Aparentemente a aula de fonética havia começado... 
O professor, homem de meia idade, corpulento e dono de possante voz, iniciava 
a exposição sobre o papel das vogais e consoantes. 
Seria mais uma daquelas enfadonhas aulas e a turma 
se esforçava para ouvir todos aqueles comentários técnicos 
estéreis, descrevendo cada parte do aparelho fonador. 
Havia cartazes explicando o funcionamento da língua, da úvula, do 
palato, dos lábios, quando os fonemas eram pronunciados. 
Nada daquilo parecia fazer o menor sentido: vogais, semivogais, consoantes bilabiais, 
fricativas, vibrantes, laterais e daí em diante. Para a maioria, no primeiro 
ano do segundo grau, as preocupações eram bem outras. Os rapazes 
pensavam nas meninas e elas neles, o tempo todo. Além disso os esportes, 
farras e vadiagem eram, é claro, muito mais importantes. 
- Mas... a aula - apenas aparentemente - começara. 
O talentoso mestre aborrecera de propósito os ouvidos e olhos da jovem 
assistência. 
Após uns bons quinze minutos de considerações insípidas, 
a poderosa voz do educador grandalhão inundou a sala com pura filosofia 
e vibrante poesia. Falava como Moisés pleno da visão que tivera 
no alto do Sinai, exprobrando os hebreus descrentes. 
- Vogais, meus caros, são sons livres. Livres como gritos de profunda mágoa 
e dor. São livres como os pensamentos e as aves... 
- Consoantes são sons que se esforçam para impedir a liberdade das 
vogais. São, todavia, necessários, pois os pássaros necessitam 
de galhos para pousar e ninhos onde possam abrigar-se. Da disputa entre vogais 
e consoantes surge, portanto, a fala. 
- Quando o ar se põe em movimento, encontra passagem entre as montanhas, 
levanta a poeira do chão, infla as velas dos barcos, extingue ou aviva 
chamas desprotegidas. 
- Apenas as vogais nascem livres, os outros sons lhes têm profunda inveja. 
Tentam em vão libertar-se, porém só conseguem acompanhá-las, 
segui-las bem de perto e - se elas permitirem - soar com elas, consonar... 

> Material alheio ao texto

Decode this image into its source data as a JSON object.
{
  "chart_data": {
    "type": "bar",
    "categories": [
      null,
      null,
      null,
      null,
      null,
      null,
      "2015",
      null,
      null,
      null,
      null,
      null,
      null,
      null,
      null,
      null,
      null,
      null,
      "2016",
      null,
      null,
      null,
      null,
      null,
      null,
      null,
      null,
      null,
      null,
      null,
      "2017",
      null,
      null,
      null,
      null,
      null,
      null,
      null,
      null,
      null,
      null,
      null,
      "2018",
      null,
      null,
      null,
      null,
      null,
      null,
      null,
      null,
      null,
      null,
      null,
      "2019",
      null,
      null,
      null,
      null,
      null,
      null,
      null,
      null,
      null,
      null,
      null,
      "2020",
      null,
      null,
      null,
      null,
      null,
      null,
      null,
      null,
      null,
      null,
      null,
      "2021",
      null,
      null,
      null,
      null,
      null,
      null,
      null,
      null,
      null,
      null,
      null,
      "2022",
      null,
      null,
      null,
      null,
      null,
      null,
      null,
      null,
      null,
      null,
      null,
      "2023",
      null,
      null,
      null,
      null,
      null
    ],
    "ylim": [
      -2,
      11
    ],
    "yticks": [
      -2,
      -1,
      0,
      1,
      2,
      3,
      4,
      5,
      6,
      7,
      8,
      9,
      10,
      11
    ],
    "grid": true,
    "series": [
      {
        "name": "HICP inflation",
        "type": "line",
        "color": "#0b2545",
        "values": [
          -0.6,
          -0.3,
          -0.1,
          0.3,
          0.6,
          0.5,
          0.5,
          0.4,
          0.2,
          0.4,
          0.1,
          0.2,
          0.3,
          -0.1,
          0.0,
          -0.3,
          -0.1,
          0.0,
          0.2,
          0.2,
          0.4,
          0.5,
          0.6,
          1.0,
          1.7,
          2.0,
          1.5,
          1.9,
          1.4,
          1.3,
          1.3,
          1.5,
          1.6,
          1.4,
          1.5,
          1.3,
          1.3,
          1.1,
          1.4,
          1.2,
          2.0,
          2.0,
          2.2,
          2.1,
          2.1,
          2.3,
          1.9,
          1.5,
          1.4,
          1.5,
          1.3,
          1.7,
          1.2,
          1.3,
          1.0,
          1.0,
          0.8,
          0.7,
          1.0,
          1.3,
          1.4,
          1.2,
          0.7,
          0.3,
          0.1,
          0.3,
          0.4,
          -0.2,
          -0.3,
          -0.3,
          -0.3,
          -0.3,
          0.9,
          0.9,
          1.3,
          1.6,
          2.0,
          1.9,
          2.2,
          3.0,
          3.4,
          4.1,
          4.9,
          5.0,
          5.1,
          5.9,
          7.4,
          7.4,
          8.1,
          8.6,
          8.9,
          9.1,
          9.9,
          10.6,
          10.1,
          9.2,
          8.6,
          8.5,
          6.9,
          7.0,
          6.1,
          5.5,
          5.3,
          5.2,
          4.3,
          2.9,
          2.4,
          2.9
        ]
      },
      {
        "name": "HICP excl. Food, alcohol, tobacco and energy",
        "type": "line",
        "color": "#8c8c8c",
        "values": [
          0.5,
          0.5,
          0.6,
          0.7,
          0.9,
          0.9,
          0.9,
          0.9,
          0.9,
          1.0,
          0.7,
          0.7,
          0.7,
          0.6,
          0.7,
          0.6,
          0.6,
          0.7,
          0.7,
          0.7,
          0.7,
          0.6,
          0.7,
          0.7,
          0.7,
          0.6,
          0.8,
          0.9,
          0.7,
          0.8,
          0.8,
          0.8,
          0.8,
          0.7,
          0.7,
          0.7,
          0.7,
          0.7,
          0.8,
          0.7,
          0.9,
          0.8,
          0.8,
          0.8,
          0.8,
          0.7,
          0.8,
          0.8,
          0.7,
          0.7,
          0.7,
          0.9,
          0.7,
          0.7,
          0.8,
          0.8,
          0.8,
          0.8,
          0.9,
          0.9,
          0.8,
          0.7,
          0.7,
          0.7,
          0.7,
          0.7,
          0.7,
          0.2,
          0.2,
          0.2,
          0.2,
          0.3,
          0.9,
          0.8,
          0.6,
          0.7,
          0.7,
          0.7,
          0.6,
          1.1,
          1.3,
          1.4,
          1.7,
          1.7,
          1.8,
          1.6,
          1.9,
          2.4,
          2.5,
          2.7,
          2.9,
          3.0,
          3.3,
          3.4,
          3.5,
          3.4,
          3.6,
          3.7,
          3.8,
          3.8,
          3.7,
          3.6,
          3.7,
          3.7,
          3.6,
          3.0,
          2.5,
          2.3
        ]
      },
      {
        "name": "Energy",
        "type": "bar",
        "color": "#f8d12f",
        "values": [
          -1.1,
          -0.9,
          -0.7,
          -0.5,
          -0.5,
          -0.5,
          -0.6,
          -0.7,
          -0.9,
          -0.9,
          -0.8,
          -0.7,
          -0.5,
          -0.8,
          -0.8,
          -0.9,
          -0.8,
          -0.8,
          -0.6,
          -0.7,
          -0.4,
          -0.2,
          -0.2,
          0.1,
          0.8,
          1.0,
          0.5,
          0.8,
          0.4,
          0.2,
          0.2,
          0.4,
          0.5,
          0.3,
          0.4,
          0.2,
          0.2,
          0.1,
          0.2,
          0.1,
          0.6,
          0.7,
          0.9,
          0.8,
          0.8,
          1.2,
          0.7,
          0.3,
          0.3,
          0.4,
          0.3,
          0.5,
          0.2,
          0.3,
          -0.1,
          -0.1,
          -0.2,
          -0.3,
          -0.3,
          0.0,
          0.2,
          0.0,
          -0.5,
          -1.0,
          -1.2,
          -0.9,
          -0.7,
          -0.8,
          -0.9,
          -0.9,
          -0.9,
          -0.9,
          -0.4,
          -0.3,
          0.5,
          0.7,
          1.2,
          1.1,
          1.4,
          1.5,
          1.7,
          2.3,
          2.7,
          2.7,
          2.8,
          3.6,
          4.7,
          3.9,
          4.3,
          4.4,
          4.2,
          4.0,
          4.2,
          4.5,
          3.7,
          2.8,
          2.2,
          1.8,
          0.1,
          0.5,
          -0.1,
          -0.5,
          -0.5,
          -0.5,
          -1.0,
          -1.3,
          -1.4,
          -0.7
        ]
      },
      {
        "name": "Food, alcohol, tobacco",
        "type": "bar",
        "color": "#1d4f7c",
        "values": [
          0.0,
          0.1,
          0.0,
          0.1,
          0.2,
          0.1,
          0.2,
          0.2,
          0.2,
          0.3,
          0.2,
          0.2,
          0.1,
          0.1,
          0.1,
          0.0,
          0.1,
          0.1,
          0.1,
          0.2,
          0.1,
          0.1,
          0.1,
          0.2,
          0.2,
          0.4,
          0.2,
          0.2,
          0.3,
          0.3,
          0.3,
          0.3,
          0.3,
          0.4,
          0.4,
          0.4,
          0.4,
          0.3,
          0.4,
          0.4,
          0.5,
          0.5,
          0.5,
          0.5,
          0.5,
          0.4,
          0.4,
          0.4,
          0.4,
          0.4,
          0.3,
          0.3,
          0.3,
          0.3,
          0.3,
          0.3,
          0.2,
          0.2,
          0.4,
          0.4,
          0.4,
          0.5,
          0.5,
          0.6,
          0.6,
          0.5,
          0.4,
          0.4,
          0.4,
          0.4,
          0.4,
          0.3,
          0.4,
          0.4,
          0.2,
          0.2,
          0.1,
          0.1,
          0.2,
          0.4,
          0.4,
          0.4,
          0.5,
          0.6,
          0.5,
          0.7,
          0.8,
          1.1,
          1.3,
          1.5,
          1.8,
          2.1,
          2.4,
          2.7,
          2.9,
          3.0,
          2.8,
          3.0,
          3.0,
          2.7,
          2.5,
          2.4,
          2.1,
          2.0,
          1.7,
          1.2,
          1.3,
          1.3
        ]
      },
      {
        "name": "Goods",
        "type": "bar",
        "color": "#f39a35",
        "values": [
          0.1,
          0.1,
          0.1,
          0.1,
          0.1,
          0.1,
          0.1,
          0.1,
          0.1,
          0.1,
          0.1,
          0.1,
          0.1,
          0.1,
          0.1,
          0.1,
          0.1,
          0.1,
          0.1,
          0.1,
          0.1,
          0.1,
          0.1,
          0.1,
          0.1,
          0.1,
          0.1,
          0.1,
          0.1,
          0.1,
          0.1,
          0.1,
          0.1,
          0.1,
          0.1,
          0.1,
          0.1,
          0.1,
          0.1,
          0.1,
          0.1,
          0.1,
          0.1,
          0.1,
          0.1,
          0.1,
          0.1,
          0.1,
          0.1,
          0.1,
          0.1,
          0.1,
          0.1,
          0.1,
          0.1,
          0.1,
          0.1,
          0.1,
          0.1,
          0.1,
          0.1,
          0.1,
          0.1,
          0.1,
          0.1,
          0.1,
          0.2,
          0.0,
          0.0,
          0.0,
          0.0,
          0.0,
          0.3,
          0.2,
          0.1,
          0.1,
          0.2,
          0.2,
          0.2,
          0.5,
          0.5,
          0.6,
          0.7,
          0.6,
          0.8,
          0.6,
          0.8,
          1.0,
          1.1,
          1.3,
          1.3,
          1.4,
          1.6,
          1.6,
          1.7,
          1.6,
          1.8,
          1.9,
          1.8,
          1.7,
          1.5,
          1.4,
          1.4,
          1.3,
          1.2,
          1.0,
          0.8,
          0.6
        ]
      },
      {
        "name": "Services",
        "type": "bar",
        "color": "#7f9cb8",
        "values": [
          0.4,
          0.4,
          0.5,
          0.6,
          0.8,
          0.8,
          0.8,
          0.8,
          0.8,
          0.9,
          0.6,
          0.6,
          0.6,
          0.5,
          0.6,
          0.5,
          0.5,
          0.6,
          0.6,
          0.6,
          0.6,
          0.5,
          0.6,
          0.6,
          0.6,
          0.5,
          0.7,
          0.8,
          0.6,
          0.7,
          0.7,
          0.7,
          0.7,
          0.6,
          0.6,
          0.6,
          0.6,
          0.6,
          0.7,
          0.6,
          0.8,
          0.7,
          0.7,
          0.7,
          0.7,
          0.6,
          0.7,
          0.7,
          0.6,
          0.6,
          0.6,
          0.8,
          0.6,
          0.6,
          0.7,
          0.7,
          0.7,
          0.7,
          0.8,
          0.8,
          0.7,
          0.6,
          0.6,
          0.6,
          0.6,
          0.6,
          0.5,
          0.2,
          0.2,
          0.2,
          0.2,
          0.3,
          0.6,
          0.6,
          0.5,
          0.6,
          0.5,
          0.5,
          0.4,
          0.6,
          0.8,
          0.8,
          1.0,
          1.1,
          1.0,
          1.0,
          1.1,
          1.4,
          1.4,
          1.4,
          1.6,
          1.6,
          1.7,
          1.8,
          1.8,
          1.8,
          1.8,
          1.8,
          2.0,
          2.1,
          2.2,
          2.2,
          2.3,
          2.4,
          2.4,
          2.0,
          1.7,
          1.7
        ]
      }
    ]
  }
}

- Por isso são CONSOANTES! 
Àquela altura pairava o mais solene e monástico silêncio... 
A respiração era lenta, suave, ninguém ousava mover um músculo. 
Os olhos e ouvidos a princípio apáticos e impacientes, foram sendo, 
aos poucos, dominados pela força e beleza daquele discurso magistral. 
Após breve pausa, suficiente para avaliar o impacto da lição, 
o professor concluiu, com brilho e serenidade: " As folhas enchem de ff as 
vogais do vento ". ( Mário Quintana ) 
- FFFFFÚÚÚÚÚÚÚÚÚFFFÚÚÚÚÚÚFFFFFFFFFÚÚÚÚÚÚÚÚÚÚÚÚÚ... 
Emitiu um longo sopro através das mãos, colocadas em forma de concha, 
à frente da boca. Repetiu ainda uma vez: FFFFFFFÚÚÚÚÚÚÚÚÚÚÚÚFFFÚÚÚÚFFÚÚÚÚ. 
- Entenderam ? 
A aula permaneceria para sempre. 
O mestre dos ventos sabia mesmo ensinar.